One bolt on the face takes you through the trees with funky moves onto the face above and to the top of the crag. A 60m rope is just long enough!

18 Endless Blowjob

The well marked climb left of 'Little Bonsai'.

16 Little Bonsai

Just left to the recess where 'Chimneying Tammy' is.
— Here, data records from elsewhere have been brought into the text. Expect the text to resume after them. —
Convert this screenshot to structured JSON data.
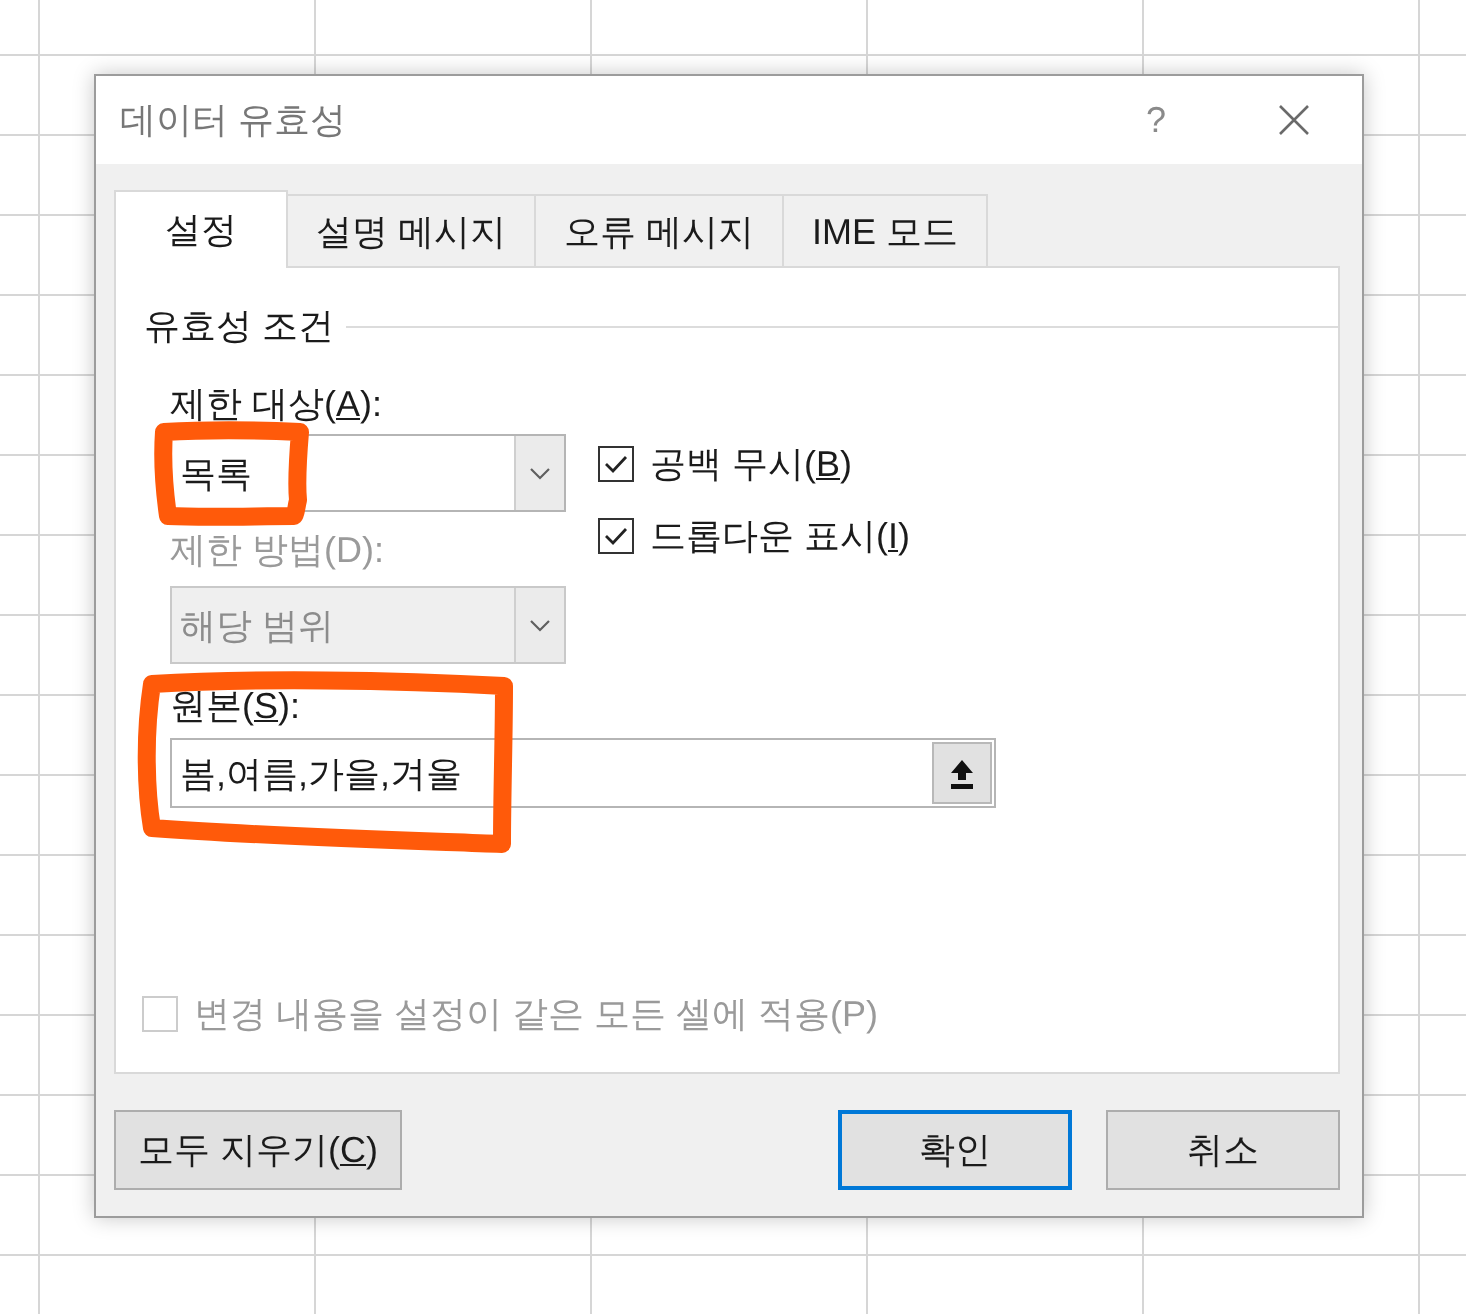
{
  "window": {
    "title": "데이터 유효성",
    "help": "?"
  },
  "tabs": [
    {
      "label": "설정",
      "selected": true
    },
    {
      "label": "설명 메시지",
      "selected": false
    },
    {
      "label": "오류 메시지",
      "selected": false
    },
    {
      "label": "IME 모드",
      "selected": false
    }
  ],
  "settings": {
    "section_title": "유효성 조건",
    "allow": {
      "label": "제한 대상(",
      "access_key": "A",
      "label_end": "):",
      "value": "목록",
      "disabled": false,
      "highlighted": true
    },
    "data": {
      "label": "제한 방법(D):",
      "value": "해당 범위",
      "disabled": true
    },
    "options": [
      {
        "label": "공백 무시(",
        "access_key": "B",
        "label_end": ")",
        "checked": true
      },
      {
        "label": "드롭다운 표시(",
        "access_key": "I",
        "label_end": ")",
        "checked": true
      }
    ],
    "source": {
      "label": "원본(",
      "access_key": "S",
      "label_end": "):",
      "value": "봄,여름,가을,겨울",
      "highlighted": true
    },
    "apply_all": {
      "label": "변경 내용을 설정이 같은 모든 셀에 적용(P)",
      "checked": false,
      "disabled": true
    }
  },
  "footer": {
    "left_buttons": [
      {
        "label": "모두 지우기(",
        "access_key": "C",
        "label_end": ")",
        "default": false
      }
    ],
    "right_buttons": [
      {
        "label": "확인",
        "default": true
      },
      {
        "label": "취소",
        "default": false
      }
    ]
  }
}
A wonderful route for its grade.

15 Chimneying Tammy

Typical chimney climb to the left of 'Goats Milk Gives Me Gastro'. Technical and fun climbing to a ledge above which you can top out on or ab in from chains.

22 Goats Milk Gives Me Gastro

Scramble up to the left of 'Diseased Mad Cow' to find the line on the inside arête, just outside the cave. Cruxy start then onto face above, try keep right towards chains.

22 Diseased Mad Cow

Start in a corner 12m right of 'Grunt'. Climb the crack, then onto ledge to traverse out right and through the roof onto the arête and up.

24 Grunt

The obvious roof crack with easier headwall.

24 I Feel Rocks

Starts on a pile of rocks 3m left of 'Biogalactic Gobbleblaster'. Power through the roof and traverse diagonally up to slabs above.

20 Up Your Tree

Shares a start with 'I Feel Rocks'. Use the tree to get onto the overlap. Join up with the final moves on 'Biogalactic Gargleblaster'.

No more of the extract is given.